Emmanuel Macron |
La sphère politico-médiatique pullule de jugements
définitifs – souvent contradictoires – sur un Emmanuel Macron qui se répand sur
le fait qu’il aurait perdu la main quand il ne se révélerait pas incompétent et
incohérent, certains évoquant même sa démission (ou sa destitution!) nécessaire
ou l’échec définitif de sa présidence et de l’«expérience Macron» et le
naufrage de la «macronie».
L’observateur politique digne de ce nom, lui, cherche plutôt
à savoir si l’action d’une personnalité est en phase avec ce qu’il a promis, ce
qu’il a dit qu’il était et ce qu’il croit, toutes choses qui, rappelons-le, est
primordial en démocratie où l’on a été élu sur ce que l’on disait que l’on
était et que l’on allait faire.
On a pu reprocher à François Hollande d’avoir agi à
l’encontre de ce qu’il avait promis, encore que cette accusation est largement
exagérée et très injuste car le candidat socialiste avait bien indiqué qu’il
fallait réformer le pays dans le sens où il l’a fait au début de son
quinquennat.
On peut évidemment lui reprocher ses attaques lyriques
contre les riches et cette fameuse taxation à 75% des ultra-riches qui n’a
jamais vu le jour et qui ont pu le gauchiser à bon escient pour capter les voix
de la gauche extrême lors de la présidentielle de 2012.
Mais il sera difficile d’être plus retors que l’homme dont
les Français affirment aujourd’hui dans les sondages qu’il est le meilleur
président de la V° République, François Mitterrand qui a fait exactement le
contraire de ce qu’il avait promis avec ce fameux «tournant de la rigueur» de
1983 (sachant que des fameuses 110 propositions de 1981 étaient largement
irréalisables sauf dans certaines domaines sociétaux comme l’abolition de la
peine de mort).
De même, on pourrait dire que le Général de Gaulle qui se
voulait au-dessus des partis, directement en phase avec le peuple dans une
vision largement bonapartiste, a gouverné avec un parti présidentiel, non pas
apolitique, mais largement de droite (souvent à sa totale dévotion) et que son
«Je vous ai compris» adressé à la communauté européenne d’Algérie était, au
mieux, une incompréhension, au pire, un mensonge.

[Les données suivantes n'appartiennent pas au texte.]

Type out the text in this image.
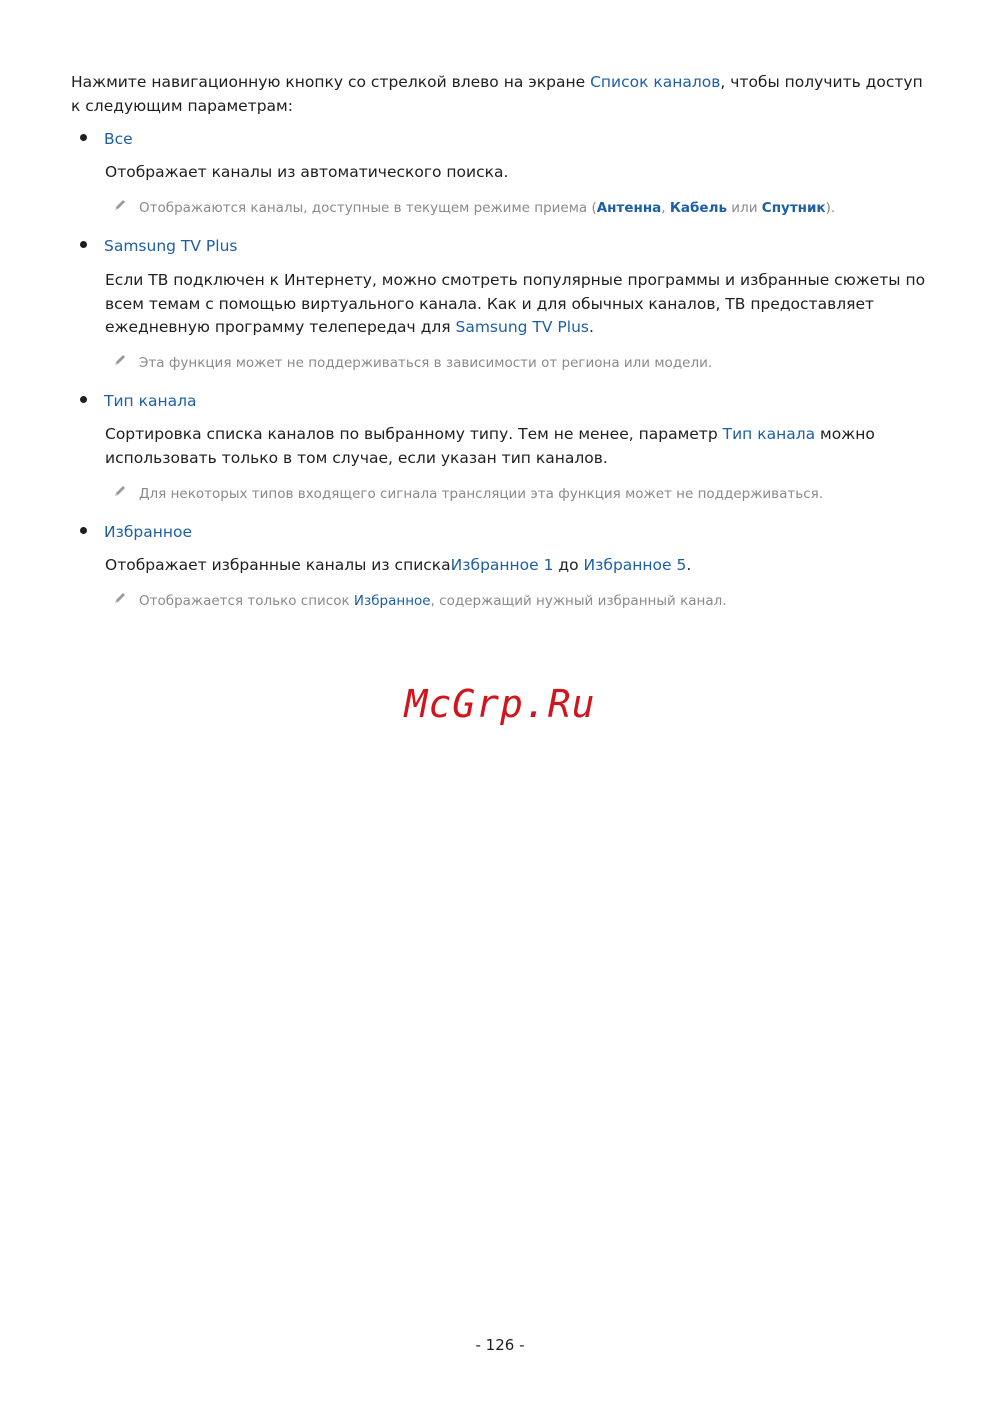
Нажмите навигационную кнопку со стрелкой влево на экране Список каналов, чтобы получить доступ к следующим параметрам:
Все
Отображает каналы из автоматического поиска.
Отображаются каналы, доступные в текущем режиме приема (Антенна, Кабель или Спутник).
Samsung TV Plus
Если ТВ подключен к Интернету, можно смотреть популярные программы и избранные сюжеты по всем темам с помощью виртуального канала. Как и для обычных каналов, ТВ предоставляет ежедневную программу телепередач для Samsung TV Plus.
Эта функция может не поддерживаться в зависимости от региона или модели.
Тип канала
Сортировка списка каналов по выбранному типу. Тем не менее, параметр Тип канала можно использовать только в том случае, если указан тип каналов.
Для некоторых типов входящего сигнала трансляции эта функция может не поддерживаться.
Избранное
Отображает избранные каналы из спискаИзбранное 1 до Избранное 5.
Отображается только список Избранное, содержащий нужный избранный канал.
McGrp.Ru
- 126 -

Par rapport à ces trois présidents comme se situe l’hôte
actuel de l’Elysée?
On pourrait commencer par dire qu’il est plus proche dans la
conformité, dans son action, à ses promesses et à sa vue de la société
française de Valéry Giscard d’Estaing et de Nicolas Sarkozy au début de leurs
mandats qui firent ou essayèrent de faire ce qu’il avait promis (les choses se
gâtant pour tous les deux vers leur mi-mandat).
Mais, dans une analyse plus profonde, il semble en totale
cohérence avec lui-même, c'est-à-dire du contrat qu’il a passé avec ses
électeurs et ces concitoyens (au-delà de tout jugement partisan sur le
bienfondé de ce contrat et de son contenu).
- Au niveau de la gouvernance
Lors de la campagne des présidentielles, Emmanuel Macron
avait indiqué qu’il ne serait pas l’otage de la médiatisation à outrance
notamment celle des chaînes d’information continue et d’internet (en
particulier des réseaux sociaux), qu’il dirait les choses comme il les pense et
qu’il agirait comme il l’estimerait juste (il l’avait déjà fait en tant que ministre
de l’Economie, bien avant qu’on lui reproche son hubris), qu’il ne serait pas l’otage
d’une vision électoraliste et qu’il ne s’interdirait aucune initiative pour
rassembler.
Depuis son élection, il refuse le diktat médiatique ainsi
que, surtout, l’emballement du temps politique où, dans un environnement
politico-médiatique qui surfe constamment sur l’apparence et l’événementiel,
l’opinion publique est incapable désormais de vivre dans autre chose que
l’immédiateté, donc d’envisager qu’une mesure, qu’une décision ou qu’une
réforme ne donnent pas les résultats promis ou escomptés.
Même dans des actes du quotidien, cette impatience qui
ressemble souvent à de la critique pour de la critique ou à un caprice de sale
gosse, voire à une simple volonté de faire le buzz médiatique, Emmanuel Macron
avait indiqué qu’il ne se lasserait pas déborder et phagocyter par ces
comportements immatures et irresponsables.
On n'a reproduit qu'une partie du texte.